EOS native uses an ownership model for RAM in which ownership of RAM tokens represent entitlements to a corresponding amount of bytes of persistent storage space for accounts and contracts. These RAM tokens can be bought and sold from an on-chain market with EOS. If the account/contract no longer requires the full storage space entitled by the amount of RAM tokens held on an EOS account, then the free space can be efficiently reused at a later date for other storage. Alternatively, the excess RAM can be sold at the on-chain market for EOS.

The other computational resources on EOS are CPU and NET. However, these are ephemeral resources that are acquired on a regular basis, for example via PowerUp, or by paying for them with EOS.

On the other hand, EVM covers storage cost using gas fees, in the same way it covers the other ephemeral computational costs of the transaction. This simplifies how the costs are paid by the user. But it does provide limited opportunity to recover value if the contract no longer needs to store as much data.

The mapping between gas fees and the underlying resource costs such as RAM aims for maximum compatibility and simplicity for the end user, especially during the initial launch. The algorithm to calculate gas usage of an EVM transaction is exactly the same for EOS EVM as it is for other popular EVMs. The gas fee the user pays is then the gas usage multiplied by the gas price set in the transaction. This is enforced by the EOS EVM Contract to satisfy a configurable minimum gas price. The gas fee then gets split and routed appropriately to cover the necessary expenses of the system.

Gas Fees Route from EOS EVM to EOS Native

There are two computational costs associated with processing EVM transactions.

The EOS Native Computational Cost

The first cost is the EOS native computational cost for CPU and NET which must be covered by an EOS account that is the first authorizer of the EOS transaction wrapping the EVM transaction. A portion of the EVM transaction’s gas fee can be routed to this EOS account if they claim themselves as the miner of the EVM transaction and have opened an internal balance within the EOS EVM Contract.

The percentage of the gas fee routed to the internal balance of this miner is determined by a configurable parameter of the EOS EVM Contract called the miner cut. By setting appropriate values for miner cut and the minimum gas price within the EOS EVM Contract, the miners are expected to receive enough of the portion of the gas fees to cover their average CPU and NET costs as well as the cost of running a limited RPC node focused on accepting valid EVM transactions, wrapping them in EOS transactions, and submitting them to the EOS blockchain. While anyone can act as a miner, at the launch of the network, the ENF will provide this service to ensure that reliable RPC endpoints expected by wallets such as MetaMask are immediately available starting from launch.
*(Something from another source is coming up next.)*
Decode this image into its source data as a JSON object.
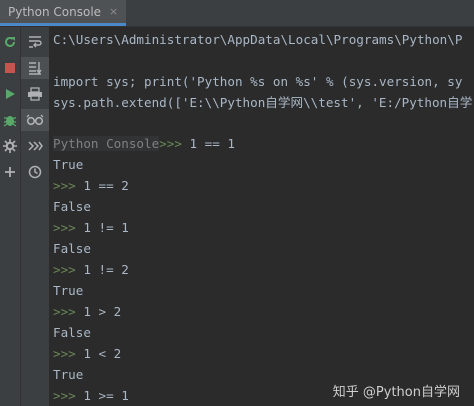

The Internal EVM Operational Cost

The second cost is the internal EVM operational cost, which primarily consist of the EOS EVM Contract’s RAM consumption. This cost is covered by the remaining portion of the gas fees of EVM transactions that are not routed to the miner. Again, tuning the miner cut and minimum gas price parameters appropriately ensures sufficient fees are collected for the system to remain profitable. These fees accumulate in a special internal balance of the eosio.evm account which can be withdrawn with authorization of its active permission at any point in time.